Matshepo Mohlala is a woman living her dream, thanks to her angelic voice! Growing up in Belfast [Emakhazeni] in Mpumalanga, she had a dream to sing before thousands.
Like any other journey of a thousand steps, beginning with one, she started signing within the walls of her church, Family House Ministers. Fast-forward ten years later, she is the new woman in the local gospel industry.
Those that have been to Belfast will know that it is a small town with not much entertainment. It is a one-street town with no infrastructure. But out of it, a gospel songstress has emerged!
“I am a step in the right direction, I know the dream will be fully realized and I can take a bow,” she tells Republic Mail. The 36-year-old vocalist says she drew inspiration from the likes of Rebecca Malope, American songstress Lauryn Hill and talk show hostess and entrepreneur Felicia Mabuza-Suttle.
In any case, the arts were always been her fascination, through her high school years she participated in plays and choirs, something she believes boosted her confidence. She says it also taught her to learn as much as possible about her posture when addressing or singing to a crowd.
“When I came to Gauteng to further my studies, I worked on this dream too.

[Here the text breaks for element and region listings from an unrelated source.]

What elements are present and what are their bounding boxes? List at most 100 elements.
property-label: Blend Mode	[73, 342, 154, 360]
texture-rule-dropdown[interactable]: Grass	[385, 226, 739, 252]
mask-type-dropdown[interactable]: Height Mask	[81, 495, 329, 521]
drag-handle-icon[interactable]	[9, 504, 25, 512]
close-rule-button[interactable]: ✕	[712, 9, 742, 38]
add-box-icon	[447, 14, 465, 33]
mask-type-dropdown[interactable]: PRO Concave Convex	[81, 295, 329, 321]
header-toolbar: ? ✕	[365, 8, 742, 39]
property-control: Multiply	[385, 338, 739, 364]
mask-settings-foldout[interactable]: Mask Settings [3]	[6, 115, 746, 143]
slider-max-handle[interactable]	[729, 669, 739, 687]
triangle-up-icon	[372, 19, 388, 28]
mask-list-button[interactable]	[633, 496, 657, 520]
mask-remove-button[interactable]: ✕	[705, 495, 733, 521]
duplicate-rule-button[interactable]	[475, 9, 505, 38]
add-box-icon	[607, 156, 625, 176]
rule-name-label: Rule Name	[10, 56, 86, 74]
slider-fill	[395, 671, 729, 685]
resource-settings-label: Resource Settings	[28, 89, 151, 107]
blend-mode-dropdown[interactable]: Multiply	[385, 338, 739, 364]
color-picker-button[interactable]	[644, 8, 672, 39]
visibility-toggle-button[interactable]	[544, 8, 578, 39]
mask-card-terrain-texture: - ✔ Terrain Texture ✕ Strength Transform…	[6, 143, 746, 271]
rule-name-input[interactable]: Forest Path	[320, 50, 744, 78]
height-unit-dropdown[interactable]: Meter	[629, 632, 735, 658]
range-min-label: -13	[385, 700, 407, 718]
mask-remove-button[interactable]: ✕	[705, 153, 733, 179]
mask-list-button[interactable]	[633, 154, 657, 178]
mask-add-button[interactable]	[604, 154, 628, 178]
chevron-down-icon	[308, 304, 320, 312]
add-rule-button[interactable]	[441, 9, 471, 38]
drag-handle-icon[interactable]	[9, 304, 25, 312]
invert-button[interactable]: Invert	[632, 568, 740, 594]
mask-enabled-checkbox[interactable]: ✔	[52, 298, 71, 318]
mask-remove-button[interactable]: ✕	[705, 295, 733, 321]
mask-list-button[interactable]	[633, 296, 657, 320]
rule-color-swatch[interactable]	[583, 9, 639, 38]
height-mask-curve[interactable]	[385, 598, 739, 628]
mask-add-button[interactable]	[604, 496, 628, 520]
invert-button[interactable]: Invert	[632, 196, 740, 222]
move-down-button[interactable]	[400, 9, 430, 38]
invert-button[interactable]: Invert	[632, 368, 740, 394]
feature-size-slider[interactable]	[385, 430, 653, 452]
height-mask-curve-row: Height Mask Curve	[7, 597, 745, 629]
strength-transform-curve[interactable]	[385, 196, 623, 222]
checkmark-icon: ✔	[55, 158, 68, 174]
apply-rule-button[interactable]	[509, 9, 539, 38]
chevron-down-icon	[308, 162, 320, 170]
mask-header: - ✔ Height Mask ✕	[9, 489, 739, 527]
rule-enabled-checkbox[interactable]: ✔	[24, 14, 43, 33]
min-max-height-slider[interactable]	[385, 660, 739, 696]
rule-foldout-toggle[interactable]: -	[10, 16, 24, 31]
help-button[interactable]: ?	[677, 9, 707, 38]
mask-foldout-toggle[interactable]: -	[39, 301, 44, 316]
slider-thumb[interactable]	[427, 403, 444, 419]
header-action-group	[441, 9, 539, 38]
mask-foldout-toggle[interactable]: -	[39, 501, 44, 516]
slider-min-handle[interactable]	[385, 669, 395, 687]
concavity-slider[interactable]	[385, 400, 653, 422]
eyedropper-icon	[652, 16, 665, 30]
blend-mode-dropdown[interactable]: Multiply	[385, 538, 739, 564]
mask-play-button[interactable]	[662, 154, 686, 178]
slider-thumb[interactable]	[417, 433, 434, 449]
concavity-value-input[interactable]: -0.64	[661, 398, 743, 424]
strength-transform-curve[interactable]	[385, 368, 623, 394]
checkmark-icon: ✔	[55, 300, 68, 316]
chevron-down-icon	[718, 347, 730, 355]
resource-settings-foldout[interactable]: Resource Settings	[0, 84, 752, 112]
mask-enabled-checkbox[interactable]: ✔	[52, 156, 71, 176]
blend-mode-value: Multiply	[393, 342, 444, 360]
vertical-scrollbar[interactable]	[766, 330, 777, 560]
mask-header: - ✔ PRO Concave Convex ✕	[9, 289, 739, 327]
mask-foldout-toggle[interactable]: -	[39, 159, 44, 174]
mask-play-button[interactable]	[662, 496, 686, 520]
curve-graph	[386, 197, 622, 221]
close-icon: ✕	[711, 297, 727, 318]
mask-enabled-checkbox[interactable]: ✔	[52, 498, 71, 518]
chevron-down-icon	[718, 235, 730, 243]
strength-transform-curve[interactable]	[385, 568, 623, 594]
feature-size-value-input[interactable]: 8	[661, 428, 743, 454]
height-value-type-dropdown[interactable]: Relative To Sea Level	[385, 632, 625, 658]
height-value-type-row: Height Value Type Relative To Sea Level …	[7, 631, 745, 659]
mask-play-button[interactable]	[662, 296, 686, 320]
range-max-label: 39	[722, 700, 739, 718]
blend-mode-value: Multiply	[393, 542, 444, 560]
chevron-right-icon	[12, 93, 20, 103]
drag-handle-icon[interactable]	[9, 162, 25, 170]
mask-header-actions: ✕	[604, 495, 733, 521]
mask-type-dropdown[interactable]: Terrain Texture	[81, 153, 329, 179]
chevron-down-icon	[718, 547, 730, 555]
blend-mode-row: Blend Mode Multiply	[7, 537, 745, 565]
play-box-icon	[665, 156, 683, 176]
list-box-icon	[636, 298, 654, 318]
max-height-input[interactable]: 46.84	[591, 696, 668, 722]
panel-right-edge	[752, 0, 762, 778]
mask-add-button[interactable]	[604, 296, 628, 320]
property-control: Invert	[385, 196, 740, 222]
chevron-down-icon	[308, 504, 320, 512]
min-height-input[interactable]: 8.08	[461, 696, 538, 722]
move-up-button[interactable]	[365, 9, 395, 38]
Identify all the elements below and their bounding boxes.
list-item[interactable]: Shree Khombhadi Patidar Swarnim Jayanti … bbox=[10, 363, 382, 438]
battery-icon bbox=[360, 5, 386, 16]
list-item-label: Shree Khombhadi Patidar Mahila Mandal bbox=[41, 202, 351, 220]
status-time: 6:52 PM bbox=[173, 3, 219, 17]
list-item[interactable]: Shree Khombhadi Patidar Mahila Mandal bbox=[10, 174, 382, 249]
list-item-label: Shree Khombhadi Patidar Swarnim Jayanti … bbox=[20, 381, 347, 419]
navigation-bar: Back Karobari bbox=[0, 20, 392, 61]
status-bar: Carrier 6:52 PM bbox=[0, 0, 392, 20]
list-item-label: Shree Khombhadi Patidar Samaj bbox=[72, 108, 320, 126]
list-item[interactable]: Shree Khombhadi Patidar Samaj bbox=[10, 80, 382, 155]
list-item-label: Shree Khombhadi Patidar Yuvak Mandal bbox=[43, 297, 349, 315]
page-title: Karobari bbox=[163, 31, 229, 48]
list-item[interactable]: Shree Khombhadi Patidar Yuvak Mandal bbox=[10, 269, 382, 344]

I admit it was difficult to rehearse, gig and study at once but this made me the strong woman I am today,” the soft-spoken muso says. Mohlala is, without a doubt, shooting for the stars with her latest 11-track album Ngcwele, which is sold on digital platforms including Spotify and Deezer. She insists it is the first of many.
For many people, listening to music is an activity that they participate in daily. Gospel music, she believes, has a smooth and calming effect that affects the brain positively. It can elevate one’s mind and the lyrics have a way of helping inspire one spiritually to the next aspect.
“Music once admitted to the soul becomes a story of spirit and never dies,” she says as she borrows the wise words of Edward Bulwer Lytton, a former UK politician and writer. She is convinced the musical path she has taken is an innate gift deposited by her maker at birth.
“I did not choose this path, it was embedded deep within me from the moment I screamed at birth,” she says. The adventure has been bittersweet as she faced challenges along the way. “I grew up in a singing environment, it was a happy space and I loved it,” she said.
“This genre has permitted me the connection with the Higher Being and I constantly have to check on myself if I am in alignment with the word of God,” she says.
From her church doors to the universe, Mohlala has constantly known that this was the avenue she had to walk on. She is at peace knowing that her voice and songs help people to draw closer, and be in touch with God.
“I attempted to venture into other genres, sadly it was not for me. I was lost. I do, however, would love to explore the art of jazz one day,” she adds.
The songwriter has had the opportunity to share the stage with heavyweights like Solly Mahlangu and Derrick Ndzimade while growing up.
In 2018 and 2019, she was part of the Gwanda Gospel Festival, one of the biggest gospel shows in Africa, alongside the late Neyi Zimu, Omega Khunou, Dr Tumi, Mkhululi Bhebhe, Shongwe, Takesure ‘Zamar’ Ncube, Mathias Mhere and Deborah Fraser.
“The journey has had many potholes and detours, but I would not change anything, looking back, the setbacks have saved me from a lot of things,” says Mohlala, a diploma holder in food and beverages management.
She now looks to mentor upcoming musicians. For her, the lesson is simple: ‘don’t force your way to the top, everything works with times and seasons’.
Interestingly, music is not all she does. She is also an entrepreneur who runs a hair salon and food outlets. She explains that the entrepreneurship drive was mainly to support the music goal.
“My greatest achievement is the ability to start a project, nurture it and when it is no longer feasible to continue, the ability to decide to cut off and move on to the next adventure,” she says.